With Proximity in mind, residents can transition from residential areas, commercial areas and other such ‘standard’ spaces within a reduced timespan. The 15 Minute City sets out to make better use of space at all times.
It has become common in Paris, for example, for school playgrounds to open up for public use outside of school hours – offering space for city residents to socialise or exercise.
This is a multi-faceted pillar and refers both to the need for more mixed-use neighbourhoods which provide a healthy balance of residential, commercial and leisure areas, as well as diversity in the sense of culture and people.
The framework aims to create economically and culturally vibrant cities where all residents can avail of sufficient housing in an inclusive and sustainable manner.
By promoting social cohesion, Moreno opines that social capital will increase, as well as tourism, naturally creating economic benefits for the city itself as a result.
Considered to be pivotal in ensuring the success of the previous three dimensions, the effectiveness of them is largely dictated by the deployment of technologies.
One ever-topical example of digitalisation is the adoption of remote working due to COVID-19, which has inadvertently realised some objectives of the 15 Minute City.
Other such functions of digitalisation for the 15 Minute City includes online shopping, cashless transactions, bike sharing, security protocols and more.
The 15 Minute City: A Framework for Ireland?
According to a recent report by the Irish Institutional Property (IIP) group, there is an argument for the practicality of the 15 Minute City in Ireland, unlocking its potential and building a sustainable, prosperous future.
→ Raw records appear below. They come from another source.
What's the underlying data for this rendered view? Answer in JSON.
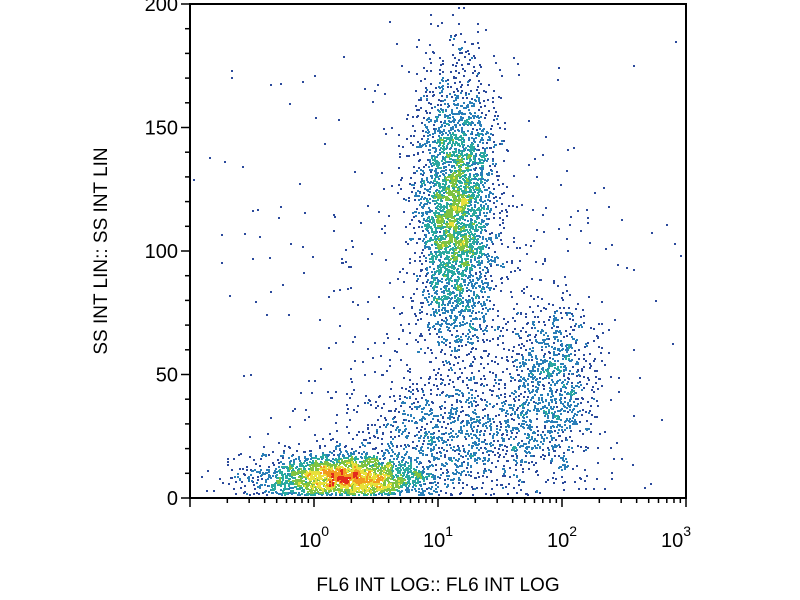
{
  "chart_data": {
    "type": "scatter",
    "style": "density-colored flow cytometry dot plot",
    "xlabel": "FL6 INT LOG:: FL6 INT LOG",
    "ylabel": "SS INT LIN:: SS INT LIN",
    "xscale": "log",
    "yscale": "linear",
    "xlim": [
      0.1,
      1000
    ],
    "ylim": [
      0,
      200
    ],
    "x_ticks": [
      {
        "value": 1,
        "base": "10",
        "exp": "0"
      },
      {
        "value": 10,
        "base": "10",
        "exp": "1"
      },
      {
        "value": 100,
        "base": "10",
        "exp": "2"
      },
      {
        "value": 1000,
        "base": "10",
        "exp": "3"
      }
    ],
    "y_ticks": [
      {
        "value": 0,
        "label": "0"
      },
      {
        "value": 50,
        "label": "50"
      },
      {
        "value": 100,
        "label": "100"
      },
      {
        "value": 150,
        "label": "150"
      },
      {
        "value": 200,
        "label": "200"
      }
    ],
    "grid": false,
    "legend": "none",
    "density_colors": [
      "#2b4a9c",
      "#2a7fb8",
      "#29a9a0",
      "#7fc341",
      "#e8e03a",
      "#f29a1f",
      "#e3291d"
    ],
    "populations": [
      {
        "x_center": 1.8,
        "y_center": 8,
        "x_log_spread": 0.35,
        "y_spread": 5,
        "points": 2600
      },
      {
        "x_center": 14,
        "y_center": 115,
        "x_log_spread": 0.16,
        "y_spread": 28,
        "points": 3400
      },
      {
        "x_center": 80,
        "y_center": 48,
        "x_log_spread": 0.2,
        "y_spread": 16,
        "points": 900
      },
      {
        "x_center": 15,
        "y_center": 25,
        "x_log_spread": 0.45,
        "y_spread": 12,
        "points": 1100
      },
      {
        "x_center": 8,
        "y_center": 80,
        "x_log_spread": 0.9,
        "y_spread": 55,
        "points": 500
      }
    ]
  }
}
When respondents (of varied ages) were asked to prioritise their top five destinations (of ten) to have access to within a 15 Minute City, the following outcome was observed as an average:
- Places to Access Fresh Food (58%)
- Public Transport Links (52%)
- Retail & Hospitality Destinations (50%)
- Green & Blue Spaces (47%)
- Health & Social Care Facilities (47%)
- Recreational Facilities (40%)
- Educational Facilities (29%)
- Places to Work (24%)
- Cultural Destinations (21%)
- Community Facilities (19%)
Notably, Educational Facilities and Workplaces did not rank within the Top 5 – a possible indicator of Ireland’s cultural shift towards remote work and distance learning throughout the pandemic.
It is generally considered that the following six resources are required for a city to be a 15 Minute City: Education, Work, Transport, Nutrition, Health & Care, and Recreation & Culture.
Currently, 10% of Ireland’s population has all six of these resources within a 15 minute catchment of one’s home. Given the choice, 33% of Irish people would like to have this. This is just one third of people, but it is three times the current reality.
The 15 Minute City (& the Bottom Line)
It is unsurprising that the concept of the 15 Minute City has gained momentum in recent months, as Ireland’s population continues to grow significantly. The 15-Minute City concept aligns strongly with the State’s National Planning Framework.
There’s nothing simple about any urban planning framework, and the 15 Minute City is no different.
No doubt, the 15 Minute City creates a wealth of personal and sustainability benefits, including shared resources, time savings, greater autonomy & accessibility, a self-sustaining local economy, greater transport links and places that remain fit for purpose far ahead into the future. But for many Irish people, this ‘utopia’ comes at a cost.
As stated, there are a number of commonalities between the National Planning Framework (NPF) and the 15 Minute City – particularly regarding compactness and higher density housing (something that meets public resistance).
For all the wealth of benefits that come from a 15 Minute City, it also entails some drastic changes that are a clear contrast from what is traditional in Ireland in terms of density, and Irish attitudes to it would have to change just as drastically.
While higher density housing may be key to addressing climate change and urban sprawl, the answer to the 15 Minute City may require some hybridisation to adapt to the expectations of the average Irish citizen.